Further, the method for producing a resin molding die of the present invention provides a resin molding die which has a complicated molding surface and which can be used stably for a long period of time. It can be manufactured stably.

[Brief description of the drawings]

FIG. 1 is a sectional view showing an example of an embodiment of a resin molding die according to the present invention.

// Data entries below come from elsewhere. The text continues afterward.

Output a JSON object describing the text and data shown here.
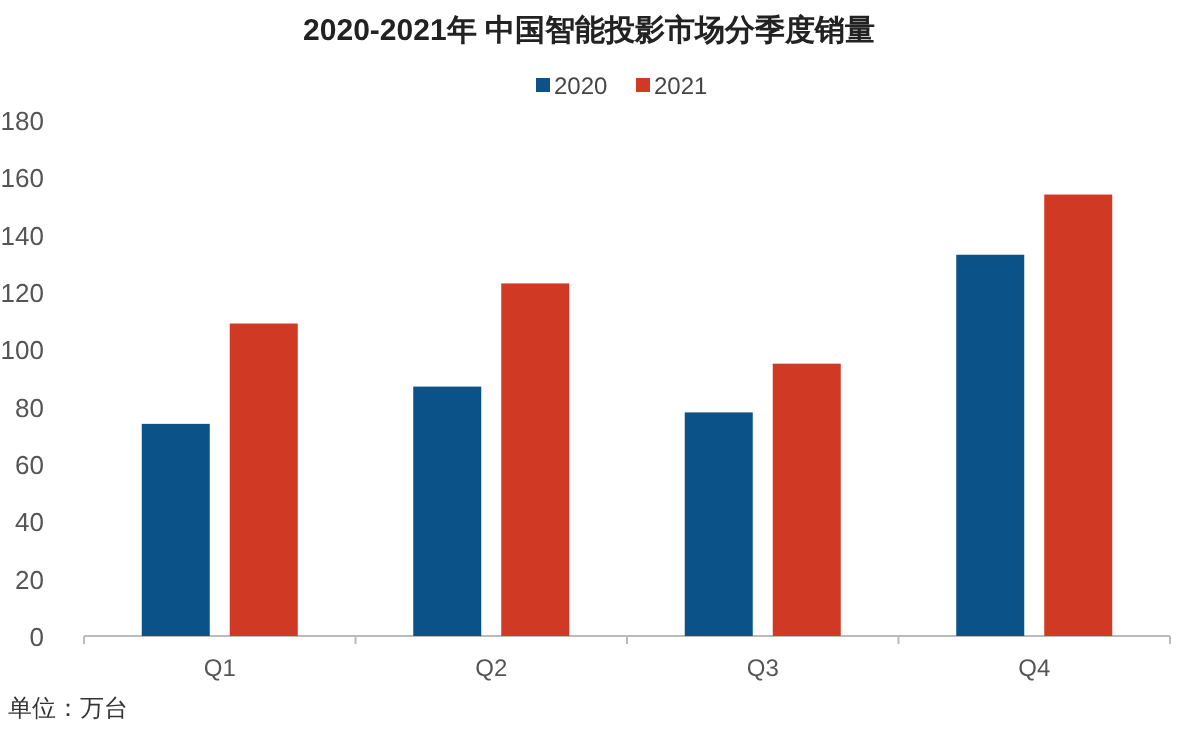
{
  "chart_data": {
    "type": "bar",
    "title": "2020-2021年 中国智能投影市场分季度销量",
    "categories": [
      "Q1",
      "Q2",
      "Q3",
      "Q4"
    ],
    "series": [
      {
        "name": "2020",
        "color": "#0b5289",
        "values": [
          74,
          87,
          78,
          133
        ]
      },
      {
        "name": "2021",
        "color": "#d03a24",
        "values": [
          109,
          123,
          95,
          154
        ]
      }
    ],
    "ylim": [
      0,
      180
    ],
    "yticks": [
      0,
      20,
      40,
      60,
      80,
      100,
      120,
      140,
      160,
      180
    ],
    "legend": "top",
    "grid": false,
    "annotations": [
      "单位：万台"
    ]
  }
}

FIGS. 2A to 2E are cross-sectional views each showing a manufacturing process of a resin molding die of the present invention.

[Explanation of symbols]

 DESCRIPTION OF SYMBOLS 10 Die for resin molding 11 Plating base material 11a Silver mirror processing layer 13 Iron plating layer 14 Nickel plating layer 15 Backup material 16 Iron frame

 ────────────────────────────────────────────────── ─── Continuing on the front page (72) Inventor Hidehiro Yoshioka 3-16-20, Tsujiya, Amagasaki City, Hyogo Prefecture Inside Foso Co., Ltd. F term (reference) 4F202 AA33 AJ02 AJ08 CA30 CB01 CD02 CD05 CD07 CD12 CD22 CD26 CD30

Claims (10)

[Claims] 1. A resin molding die, wherein a nickel plating layer molded into a predetermined molding surface shape is laminated on a zinc alloy backup material via an iron plating layer. 2. The resin molding die according to claim 1, wherein the zinc alloy contains aluminum and copper. 3. The nickel plating layer has a hardness of 300.
The resin molding die according to claim 1, wherein the pressure is from 450 to 450 hv. 4. The nickel plating layer has a thickness of 50 μm.
The resin molding die according to claim 1, which is not less than m. 5. A step of processing a graphite material into a surface shape similar to that of a molded article to form a plating base material; a step of forming a nickel plating layer on the surface of the plating base material by nickel plating; A step of forming an iron plating layer on the surface of the layer by iron plating, and a step of forming a mold so that the surface of the iron plating layer becomes a casting surface, casting a zinc alloy on the surface of the iron plating layer and casting. And a step of removing the plating base material from the nickel plating layer and releasing the mold after the zinc alloy has hardened, the method comprising the steps of: 6. The method for manufacturing a resin molding die according to claim 5, wherein a surface of the plating base material on which the nickel plating layer is laminated is subjected to a silver mirror treatment. 7. The resin molding metal according to claim 5, wherein the surface of the iron plating layer into which the zinc alloy is poured is preheated to a predetermined temperature and cleaned, and then a zinc alloy-based melt is applied. Mold manufacturing method. 8. The method according to claim 5, wherein the zinc alloy is a low melting point alloy containing aluminum and copper. 9. The nickel plating layer has a hardness of 300.
The method for manufacturing a resin molding die according to claim 5, wherein the resin mold is formed to have a thickness of from 450 hv. 10. The nickel plating layer has a thickness of 50.
The method for producing a resin molding die according to claim 5, wherein the thickness is not less than μm.